Lazarus Arnaud, Varin Jean, Jauvert Gael, Alonso Christine, Duboc Denis
InParys Clinical Research Group, 12 rue Pasteur, 92210 Saint Cloud, France.
Neuromuscul Disord. 2007 May;17(5):392-9. doi: 10.1016/j.nmd.2007.01.014. Epub 2007 Mar 13.
The long-term relationship between cardiac arrhythmias and sleep apnoea in myotonic dystrophy (DM1) is unknown. Pacemakers enabling the long-term monitoring of electrocardiographic and ventilation parameters were implanted in 20 patients with DM1 (mean age = 42+/-11.6 years), followed 40+/-12.3 months. Arrhythmias were recorded by the pacemaker in 17 patients (85%): 14 developed arrhythmic episodes that occurred either in absence or in presence of concomitant sleep apnoea. Conversely, among these 14 patients, the majority of sleep apnoea episodes were not associated with concomitant arrhythmias. In the other three patients who developed arrhythmias, simultaneous sleep apnoea was never observed. Episodes of sleep apnoea were observed in all patients, though only 85% presented with sleep apnoea syndrome. In conclusion, a high incidence of arrhythmias and sleep apnoea was observed. While arrhythmias are generally attributable to an organic substrate, they are sometimes precipitated by functional triggers, as in the case of sleep apnoea.

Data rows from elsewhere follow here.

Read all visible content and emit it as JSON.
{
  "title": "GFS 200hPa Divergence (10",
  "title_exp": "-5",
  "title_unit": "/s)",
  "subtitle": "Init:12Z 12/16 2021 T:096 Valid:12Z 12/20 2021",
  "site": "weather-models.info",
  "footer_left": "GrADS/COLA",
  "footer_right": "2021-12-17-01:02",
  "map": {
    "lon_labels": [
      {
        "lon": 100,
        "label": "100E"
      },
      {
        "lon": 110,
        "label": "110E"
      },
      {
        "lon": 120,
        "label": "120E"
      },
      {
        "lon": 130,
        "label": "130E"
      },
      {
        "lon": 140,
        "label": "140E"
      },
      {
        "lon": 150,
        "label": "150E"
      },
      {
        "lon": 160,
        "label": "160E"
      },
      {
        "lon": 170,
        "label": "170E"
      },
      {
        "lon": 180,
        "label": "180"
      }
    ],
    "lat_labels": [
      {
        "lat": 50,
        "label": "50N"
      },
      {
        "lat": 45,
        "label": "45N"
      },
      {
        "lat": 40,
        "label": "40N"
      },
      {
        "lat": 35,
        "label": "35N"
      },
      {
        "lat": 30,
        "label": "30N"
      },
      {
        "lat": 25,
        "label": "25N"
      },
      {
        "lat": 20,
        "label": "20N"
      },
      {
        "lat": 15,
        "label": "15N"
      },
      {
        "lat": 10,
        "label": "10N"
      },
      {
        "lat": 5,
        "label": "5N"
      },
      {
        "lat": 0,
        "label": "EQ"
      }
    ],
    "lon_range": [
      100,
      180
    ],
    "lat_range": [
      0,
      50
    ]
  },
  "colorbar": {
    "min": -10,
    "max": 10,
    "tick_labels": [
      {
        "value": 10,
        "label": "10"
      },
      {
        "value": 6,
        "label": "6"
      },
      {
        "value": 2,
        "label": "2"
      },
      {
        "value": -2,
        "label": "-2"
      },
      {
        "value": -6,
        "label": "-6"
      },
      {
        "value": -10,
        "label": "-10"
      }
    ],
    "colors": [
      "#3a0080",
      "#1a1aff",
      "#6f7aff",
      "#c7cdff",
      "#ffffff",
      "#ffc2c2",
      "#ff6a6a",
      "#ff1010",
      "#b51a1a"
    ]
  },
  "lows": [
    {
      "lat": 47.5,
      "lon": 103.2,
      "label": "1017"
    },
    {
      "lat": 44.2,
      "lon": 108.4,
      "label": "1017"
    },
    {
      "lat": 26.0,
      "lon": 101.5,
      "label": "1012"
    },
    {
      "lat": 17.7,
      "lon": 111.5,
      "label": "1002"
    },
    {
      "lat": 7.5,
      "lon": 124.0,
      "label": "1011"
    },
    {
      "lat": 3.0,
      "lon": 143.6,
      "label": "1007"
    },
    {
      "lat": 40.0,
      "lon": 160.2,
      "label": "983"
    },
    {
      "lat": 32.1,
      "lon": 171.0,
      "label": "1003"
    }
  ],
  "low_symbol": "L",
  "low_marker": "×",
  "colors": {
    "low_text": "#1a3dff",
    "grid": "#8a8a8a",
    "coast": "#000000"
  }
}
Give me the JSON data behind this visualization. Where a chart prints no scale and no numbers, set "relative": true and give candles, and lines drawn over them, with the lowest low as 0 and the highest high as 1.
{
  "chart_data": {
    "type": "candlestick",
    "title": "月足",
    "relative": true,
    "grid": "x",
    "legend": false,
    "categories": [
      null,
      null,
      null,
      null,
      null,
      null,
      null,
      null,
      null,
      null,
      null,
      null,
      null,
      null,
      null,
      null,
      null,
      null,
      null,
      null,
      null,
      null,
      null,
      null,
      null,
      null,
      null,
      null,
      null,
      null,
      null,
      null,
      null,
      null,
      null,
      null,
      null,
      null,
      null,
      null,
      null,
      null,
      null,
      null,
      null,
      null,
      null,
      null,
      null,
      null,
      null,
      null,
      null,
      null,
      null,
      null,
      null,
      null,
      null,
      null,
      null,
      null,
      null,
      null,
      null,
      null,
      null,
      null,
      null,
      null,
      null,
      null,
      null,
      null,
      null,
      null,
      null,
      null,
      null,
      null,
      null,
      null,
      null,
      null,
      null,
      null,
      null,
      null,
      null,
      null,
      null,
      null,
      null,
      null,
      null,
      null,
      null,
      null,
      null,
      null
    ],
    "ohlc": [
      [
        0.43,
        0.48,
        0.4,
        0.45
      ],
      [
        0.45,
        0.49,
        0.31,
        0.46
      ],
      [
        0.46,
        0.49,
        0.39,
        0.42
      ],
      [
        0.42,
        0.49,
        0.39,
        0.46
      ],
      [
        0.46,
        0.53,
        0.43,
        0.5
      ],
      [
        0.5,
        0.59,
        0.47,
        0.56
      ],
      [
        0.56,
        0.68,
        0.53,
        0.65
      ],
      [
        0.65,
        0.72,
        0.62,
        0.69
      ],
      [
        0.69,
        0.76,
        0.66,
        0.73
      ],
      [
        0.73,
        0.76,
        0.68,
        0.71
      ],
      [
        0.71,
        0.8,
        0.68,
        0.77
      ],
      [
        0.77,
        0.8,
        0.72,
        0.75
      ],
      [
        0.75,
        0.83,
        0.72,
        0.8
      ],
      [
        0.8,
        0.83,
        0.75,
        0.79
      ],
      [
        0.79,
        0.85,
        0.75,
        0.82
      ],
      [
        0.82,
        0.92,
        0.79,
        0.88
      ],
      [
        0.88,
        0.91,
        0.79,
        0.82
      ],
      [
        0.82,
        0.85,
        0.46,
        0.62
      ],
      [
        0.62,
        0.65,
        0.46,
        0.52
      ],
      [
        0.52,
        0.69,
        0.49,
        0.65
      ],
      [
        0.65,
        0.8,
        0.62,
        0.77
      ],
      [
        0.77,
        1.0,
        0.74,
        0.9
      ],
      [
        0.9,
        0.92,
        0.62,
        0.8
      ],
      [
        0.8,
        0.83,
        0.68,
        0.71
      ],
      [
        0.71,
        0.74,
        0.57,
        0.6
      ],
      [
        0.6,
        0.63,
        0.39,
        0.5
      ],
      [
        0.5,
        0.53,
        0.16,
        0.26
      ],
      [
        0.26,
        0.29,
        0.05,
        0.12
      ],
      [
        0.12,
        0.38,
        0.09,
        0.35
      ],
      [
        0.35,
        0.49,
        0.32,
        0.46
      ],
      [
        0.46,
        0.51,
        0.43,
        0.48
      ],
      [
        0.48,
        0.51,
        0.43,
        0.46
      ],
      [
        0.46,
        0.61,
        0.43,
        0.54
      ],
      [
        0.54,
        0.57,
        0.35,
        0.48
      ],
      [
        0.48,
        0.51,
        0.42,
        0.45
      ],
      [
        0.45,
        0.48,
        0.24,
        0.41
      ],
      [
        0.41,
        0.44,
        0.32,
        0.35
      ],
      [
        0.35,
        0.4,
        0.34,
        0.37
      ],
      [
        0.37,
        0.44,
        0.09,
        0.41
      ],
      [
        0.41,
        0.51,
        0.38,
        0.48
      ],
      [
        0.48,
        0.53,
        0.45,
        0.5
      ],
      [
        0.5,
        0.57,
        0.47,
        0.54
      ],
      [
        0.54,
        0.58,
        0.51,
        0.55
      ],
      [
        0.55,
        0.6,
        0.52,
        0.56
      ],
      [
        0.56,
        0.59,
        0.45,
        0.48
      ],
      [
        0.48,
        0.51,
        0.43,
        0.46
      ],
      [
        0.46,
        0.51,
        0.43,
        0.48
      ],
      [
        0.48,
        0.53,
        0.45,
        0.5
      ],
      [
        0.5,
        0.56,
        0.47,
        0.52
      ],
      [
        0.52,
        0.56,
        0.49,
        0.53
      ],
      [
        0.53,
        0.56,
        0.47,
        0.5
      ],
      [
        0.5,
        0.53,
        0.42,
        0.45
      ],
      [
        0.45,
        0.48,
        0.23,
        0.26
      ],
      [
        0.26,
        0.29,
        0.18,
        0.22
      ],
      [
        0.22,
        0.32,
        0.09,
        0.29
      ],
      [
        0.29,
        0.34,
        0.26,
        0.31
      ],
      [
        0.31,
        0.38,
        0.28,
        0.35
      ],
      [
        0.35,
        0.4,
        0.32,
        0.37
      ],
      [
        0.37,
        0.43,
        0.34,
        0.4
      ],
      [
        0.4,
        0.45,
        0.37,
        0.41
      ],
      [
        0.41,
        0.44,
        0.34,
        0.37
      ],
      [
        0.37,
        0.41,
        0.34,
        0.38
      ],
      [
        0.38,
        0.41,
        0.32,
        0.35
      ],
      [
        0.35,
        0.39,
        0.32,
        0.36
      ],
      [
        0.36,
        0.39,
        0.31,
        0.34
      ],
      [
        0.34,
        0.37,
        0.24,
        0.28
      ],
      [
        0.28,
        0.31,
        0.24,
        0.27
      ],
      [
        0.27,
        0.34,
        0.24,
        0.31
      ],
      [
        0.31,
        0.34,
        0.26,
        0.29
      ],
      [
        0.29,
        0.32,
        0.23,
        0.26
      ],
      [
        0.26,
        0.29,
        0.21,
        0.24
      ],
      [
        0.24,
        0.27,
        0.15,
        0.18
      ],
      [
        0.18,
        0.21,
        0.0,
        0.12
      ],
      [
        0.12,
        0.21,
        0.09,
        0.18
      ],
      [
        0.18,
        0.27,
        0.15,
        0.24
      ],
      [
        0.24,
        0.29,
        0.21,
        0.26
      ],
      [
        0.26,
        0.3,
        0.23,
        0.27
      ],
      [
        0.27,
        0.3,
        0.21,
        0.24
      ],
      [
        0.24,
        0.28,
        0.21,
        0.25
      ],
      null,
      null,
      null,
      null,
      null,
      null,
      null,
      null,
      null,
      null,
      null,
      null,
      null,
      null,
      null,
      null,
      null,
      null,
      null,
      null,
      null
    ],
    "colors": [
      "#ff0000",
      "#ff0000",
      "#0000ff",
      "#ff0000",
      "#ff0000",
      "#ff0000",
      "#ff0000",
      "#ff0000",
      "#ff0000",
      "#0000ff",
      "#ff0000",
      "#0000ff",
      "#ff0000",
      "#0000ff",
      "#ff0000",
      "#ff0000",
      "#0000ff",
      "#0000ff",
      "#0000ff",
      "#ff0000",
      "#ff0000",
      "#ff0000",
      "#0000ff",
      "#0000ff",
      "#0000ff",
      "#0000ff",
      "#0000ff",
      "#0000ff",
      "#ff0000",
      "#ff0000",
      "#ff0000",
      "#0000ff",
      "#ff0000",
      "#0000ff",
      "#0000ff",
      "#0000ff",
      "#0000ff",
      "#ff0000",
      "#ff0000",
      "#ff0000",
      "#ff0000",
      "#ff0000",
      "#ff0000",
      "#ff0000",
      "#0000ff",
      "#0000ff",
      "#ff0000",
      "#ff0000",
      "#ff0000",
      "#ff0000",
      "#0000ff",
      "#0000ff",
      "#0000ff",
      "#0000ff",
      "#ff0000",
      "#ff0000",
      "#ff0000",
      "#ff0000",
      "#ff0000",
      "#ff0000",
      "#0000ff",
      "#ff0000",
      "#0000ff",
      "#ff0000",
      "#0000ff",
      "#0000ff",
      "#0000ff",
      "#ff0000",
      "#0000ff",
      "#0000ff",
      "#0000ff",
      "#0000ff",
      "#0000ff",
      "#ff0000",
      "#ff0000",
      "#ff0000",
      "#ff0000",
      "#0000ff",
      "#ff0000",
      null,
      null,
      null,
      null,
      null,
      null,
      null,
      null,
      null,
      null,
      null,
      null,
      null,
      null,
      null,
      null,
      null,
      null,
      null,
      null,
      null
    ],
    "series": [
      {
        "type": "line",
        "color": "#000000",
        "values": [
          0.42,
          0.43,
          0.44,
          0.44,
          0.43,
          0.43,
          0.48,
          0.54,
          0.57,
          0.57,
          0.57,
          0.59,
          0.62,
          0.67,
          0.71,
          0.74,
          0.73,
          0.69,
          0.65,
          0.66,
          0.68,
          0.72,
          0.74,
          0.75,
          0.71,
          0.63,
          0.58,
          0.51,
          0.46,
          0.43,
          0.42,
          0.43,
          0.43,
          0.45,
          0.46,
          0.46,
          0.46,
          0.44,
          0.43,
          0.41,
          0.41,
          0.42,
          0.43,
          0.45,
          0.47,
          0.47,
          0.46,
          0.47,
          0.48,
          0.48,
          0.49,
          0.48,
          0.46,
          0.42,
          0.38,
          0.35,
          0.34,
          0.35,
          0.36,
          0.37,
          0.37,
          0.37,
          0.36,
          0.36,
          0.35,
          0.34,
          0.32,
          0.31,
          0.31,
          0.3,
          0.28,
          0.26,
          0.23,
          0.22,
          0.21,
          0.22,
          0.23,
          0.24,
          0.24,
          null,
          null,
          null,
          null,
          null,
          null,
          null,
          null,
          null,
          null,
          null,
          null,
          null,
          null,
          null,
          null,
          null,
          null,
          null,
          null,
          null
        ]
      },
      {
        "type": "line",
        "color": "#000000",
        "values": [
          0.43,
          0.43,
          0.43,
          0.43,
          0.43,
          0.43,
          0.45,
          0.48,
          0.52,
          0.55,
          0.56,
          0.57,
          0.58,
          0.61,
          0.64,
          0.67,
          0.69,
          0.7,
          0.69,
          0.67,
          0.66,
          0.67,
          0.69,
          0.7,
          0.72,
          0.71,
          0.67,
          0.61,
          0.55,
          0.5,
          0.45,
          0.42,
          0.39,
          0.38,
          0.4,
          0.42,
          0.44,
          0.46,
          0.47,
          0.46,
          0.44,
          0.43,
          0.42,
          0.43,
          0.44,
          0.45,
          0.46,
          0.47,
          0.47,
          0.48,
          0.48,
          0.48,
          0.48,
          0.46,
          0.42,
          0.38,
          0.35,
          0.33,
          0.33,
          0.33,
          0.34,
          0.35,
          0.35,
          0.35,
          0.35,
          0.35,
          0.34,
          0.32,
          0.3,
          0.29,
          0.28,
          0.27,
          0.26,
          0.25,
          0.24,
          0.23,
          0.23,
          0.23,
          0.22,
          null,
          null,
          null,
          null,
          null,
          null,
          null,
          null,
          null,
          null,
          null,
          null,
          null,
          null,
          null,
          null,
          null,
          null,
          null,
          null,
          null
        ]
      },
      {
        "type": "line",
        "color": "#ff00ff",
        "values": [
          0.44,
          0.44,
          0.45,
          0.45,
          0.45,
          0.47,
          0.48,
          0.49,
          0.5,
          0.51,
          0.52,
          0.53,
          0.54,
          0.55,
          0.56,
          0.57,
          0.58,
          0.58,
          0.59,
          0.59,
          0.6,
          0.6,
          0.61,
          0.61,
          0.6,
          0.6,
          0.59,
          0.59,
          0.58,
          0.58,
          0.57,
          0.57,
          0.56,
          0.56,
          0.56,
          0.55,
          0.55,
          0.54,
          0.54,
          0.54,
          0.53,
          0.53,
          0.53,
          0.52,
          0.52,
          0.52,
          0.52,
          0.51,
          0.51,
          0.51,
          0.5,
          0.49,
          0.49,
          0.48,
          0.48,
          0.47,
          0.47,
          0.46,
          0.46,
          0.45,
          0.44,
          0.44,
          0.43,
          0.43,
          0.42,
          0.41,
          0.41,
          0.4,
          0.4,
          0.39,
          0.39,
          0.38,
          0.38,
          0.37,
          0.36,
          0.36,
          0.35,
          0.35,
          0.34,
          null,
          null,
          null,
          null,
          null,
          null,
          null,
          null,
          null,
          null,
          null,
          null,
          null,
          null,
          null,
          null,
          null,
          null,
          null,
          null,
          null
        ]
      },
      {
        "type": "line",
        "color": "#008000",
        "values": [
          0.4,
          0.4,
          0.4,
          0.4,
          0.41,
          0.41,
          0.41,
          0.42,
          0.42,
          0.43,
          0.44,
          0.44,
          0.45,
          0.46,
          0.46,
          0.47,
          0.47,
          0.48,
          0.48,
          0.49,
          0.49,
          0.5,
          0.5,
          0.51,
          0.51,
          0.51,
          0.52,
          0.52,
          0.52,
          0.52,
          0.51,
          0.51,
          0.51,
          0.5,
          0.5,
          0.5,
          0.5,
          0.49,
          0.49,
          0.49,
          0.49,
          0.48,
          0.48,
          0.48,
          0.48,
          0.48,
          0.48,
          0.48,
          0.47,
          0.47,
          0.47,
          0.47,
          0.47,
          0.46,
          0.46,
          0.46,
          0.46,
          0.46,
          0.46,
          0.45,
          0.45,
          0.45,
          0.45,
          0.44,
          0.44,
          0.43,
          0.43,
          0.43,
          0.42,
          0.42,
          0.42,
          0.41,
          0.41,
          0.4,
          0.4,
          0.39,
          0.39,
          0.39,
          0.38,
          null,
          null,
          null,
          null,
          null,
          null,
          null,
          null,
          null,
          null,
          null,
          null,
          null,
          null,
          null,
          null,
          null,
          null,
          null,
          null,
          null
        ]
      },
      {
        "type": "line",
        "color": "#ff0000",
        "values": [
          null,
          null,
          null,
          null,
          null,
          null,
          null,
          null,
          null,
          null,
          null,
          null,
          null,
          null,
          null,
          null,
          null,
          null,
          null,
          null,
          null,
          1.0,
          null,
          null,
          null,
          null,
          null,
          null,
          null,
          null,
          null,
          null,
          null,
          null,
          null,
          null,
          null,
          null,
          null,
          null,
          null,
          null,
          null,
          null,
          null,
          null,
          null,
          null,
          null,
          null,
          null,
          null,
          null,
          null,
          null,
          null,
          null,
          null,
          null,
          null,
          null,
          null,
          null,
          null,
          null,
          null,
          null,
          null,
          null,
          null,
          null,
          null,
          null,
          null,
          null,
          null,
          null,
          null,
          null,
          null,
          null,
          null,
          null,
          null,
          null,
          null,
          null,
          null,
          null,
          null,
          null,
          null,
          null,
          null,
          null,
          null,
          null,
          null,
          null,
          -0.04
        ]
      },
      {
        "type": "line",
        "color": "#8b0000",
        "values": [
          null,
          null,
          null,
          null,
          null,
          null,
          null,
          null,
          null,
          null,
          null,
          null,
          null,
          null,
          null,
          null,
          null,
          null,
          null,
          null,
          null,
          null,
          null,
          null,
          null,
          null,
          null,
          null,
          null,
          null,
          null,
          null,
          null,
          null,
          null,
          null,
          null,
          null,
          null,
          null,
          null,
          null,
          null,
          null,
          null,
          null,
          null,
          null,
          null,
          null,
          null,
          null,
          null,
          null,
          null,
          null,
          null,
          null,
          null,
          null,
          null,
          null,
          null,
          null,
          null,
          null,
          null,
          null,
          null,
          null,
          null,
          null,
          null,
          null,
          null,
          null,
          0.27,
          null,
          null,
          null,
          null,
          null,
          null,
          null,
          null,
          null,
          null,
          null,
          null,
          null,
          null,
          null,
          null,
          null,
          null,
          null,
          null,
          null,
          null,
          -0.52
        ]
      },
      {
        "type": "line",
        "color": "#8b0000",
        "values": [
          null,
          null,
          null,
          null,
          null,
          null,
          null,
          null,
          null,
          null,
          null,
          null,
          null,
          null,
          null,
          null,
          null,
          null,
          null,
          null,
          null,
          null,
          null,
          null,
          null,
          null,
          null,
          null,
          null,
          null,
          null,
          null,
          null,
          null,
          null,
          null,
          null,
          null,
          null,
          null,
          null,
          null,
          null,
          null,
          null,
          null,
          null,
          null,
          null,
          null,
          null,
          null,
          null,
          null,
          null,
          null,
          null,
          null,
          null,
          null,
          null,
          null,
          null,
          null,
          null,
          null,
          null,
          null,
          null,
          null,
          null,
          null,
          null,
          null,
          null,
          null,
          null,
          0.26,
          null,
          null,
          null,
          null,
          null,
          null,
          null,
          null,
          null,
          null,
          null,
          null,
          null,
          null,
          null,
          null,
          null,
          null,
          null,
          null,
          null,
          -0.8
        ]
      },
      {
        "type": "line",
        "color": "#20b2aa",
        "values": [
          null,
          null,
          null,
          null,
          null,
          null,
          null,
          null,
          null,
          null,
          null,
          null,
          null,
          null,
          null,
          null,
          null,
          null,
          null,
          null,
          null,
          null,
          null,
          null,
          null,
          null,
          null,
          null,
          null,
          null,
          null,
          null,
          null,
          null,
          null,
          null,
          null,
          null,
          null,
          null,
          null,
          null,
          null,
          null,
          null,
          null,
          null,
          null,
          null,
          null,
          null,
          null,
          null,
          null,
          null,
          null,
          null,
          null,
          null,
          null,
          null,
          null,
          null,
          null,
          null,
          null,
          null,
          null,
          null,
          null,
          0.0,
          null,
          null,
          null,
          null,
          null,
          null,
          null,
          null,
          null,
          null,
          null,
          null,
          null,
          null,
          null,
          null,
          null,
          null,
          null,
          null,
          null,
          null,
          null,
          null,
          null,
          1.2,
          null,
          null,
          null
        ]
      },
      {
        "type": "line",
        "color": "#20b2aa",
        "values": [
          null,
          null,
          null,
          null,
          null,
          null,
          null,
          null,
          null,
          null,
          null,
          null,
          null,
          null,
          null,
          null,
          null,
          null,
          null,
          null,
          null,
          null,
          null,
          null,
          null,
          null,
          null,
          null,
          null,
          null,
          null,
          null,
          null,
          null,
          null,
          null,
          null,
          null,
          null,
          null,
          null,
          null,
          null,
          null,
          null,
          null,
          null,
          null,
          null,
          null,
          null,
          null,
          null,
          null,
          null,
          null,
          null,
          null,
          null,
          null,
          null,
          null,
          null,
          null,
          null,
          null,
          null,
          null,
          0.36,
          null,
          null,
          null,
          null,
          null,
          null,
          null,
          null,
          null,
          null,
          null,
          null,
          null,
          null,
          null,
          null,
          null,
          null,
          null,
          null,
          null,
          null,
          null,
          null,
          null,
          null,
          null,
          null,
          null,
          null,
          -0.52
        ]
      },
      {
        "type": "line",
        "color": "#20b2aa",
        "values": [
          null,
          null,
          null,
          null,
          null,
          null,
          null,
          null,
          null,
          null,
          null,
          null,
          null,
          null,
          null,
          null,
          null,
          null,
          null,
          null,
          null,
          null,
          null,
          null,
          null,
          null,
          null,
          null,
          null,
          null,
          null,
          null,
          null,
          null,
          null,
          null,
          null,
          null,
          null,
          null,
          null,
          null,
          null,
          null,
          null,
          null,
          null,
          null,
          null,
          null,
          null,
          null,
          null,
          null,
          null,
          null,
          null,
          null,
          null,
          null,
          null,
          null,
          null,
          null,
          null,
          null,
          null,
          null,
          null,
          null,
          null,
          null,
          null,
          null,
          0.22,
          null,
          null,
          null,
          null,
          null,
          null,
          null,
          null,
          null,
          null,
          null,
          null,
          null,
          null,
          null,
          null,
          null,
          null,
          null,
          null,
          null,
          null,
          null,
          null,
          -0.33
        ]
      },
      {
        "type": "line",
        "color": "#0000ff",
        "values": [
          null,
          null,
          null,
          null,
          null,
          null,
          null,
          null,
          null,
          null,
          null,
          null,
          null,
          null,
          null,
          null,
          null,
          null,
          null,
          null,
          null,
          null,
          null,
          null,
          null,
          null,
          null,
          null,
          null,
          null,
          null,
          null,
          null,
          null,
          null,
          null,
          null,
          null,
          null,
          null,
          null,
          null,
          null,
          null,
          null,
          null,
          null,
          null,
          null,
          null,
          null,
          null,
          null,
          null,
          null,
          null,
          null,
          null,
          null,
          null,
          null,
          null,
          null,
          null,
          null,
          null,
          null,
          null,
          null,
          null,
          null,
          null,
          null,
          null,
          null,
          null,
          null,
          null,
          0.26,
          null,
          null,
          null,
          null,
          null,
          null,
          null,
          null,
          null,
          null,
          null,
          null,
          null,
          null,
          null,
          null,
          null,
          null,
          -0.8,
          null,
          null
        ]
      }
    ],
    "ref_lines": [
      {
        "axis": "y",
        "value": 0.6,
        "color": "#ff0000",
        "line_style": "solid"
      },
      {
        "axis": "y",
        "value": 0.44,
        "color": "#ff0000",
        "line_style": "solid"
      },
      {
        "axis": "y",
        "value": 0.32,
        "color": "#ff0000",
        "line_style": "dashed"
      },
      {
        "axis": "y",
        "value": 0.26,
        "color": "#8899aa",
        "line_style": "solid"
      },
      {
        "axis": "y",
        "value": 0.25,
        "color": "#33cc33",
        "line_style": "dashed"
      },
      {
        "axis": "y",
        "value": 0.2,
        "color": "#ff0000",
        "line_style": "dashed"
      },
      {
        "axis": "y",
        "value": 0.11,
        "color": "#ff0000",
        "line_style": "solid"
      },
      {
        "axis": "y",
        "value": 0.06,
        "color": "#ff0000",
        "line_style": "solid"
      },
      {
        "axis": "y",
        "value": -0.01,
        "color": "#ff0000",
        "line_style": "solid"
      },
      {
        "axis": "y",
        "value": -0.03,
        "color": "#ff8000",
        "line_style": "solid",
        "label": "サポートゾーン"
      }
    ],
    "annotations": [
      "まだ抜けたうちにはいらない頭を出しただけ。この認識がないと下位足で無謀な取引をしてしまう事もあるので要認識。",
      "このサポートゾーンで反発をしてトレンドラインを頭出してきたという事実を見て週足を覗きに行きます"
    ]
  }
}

强直性肌营养不良症(DM1)中心律失常与睡眠呼吸暂停之间的长期关系尚不清楚。对20例DM1患者(平均年龄 = 42±11.6岁)植入了能够长期监测心电图和通气参数的起搏器,并随访了40±12.3个月。起搏器记录到17例患者(85%)出现心律失常:14例出现了心律失常发作,这些发作在无或伴有睡眠呼吸暂停的情况下均可发生。相反,在这14例患者中,大多数睡眠呼吸暂停发作并未伴有心律失常。在另外3例出现心律失常的患者中,从未观察到同时存在的睡眠呼吸暂停。所有患者均观察到睡眠呼吸暂停发作,不过只有85%的患者表现为睡眠呼吸暂停综合征。总之,观察到心律失常和睡眠呼吸暂停的发生率很高。虽然心律失常通常归因于器质性病变,但有时也会由功能性触发因素诱发,如睡眠呼吸暂停的情况。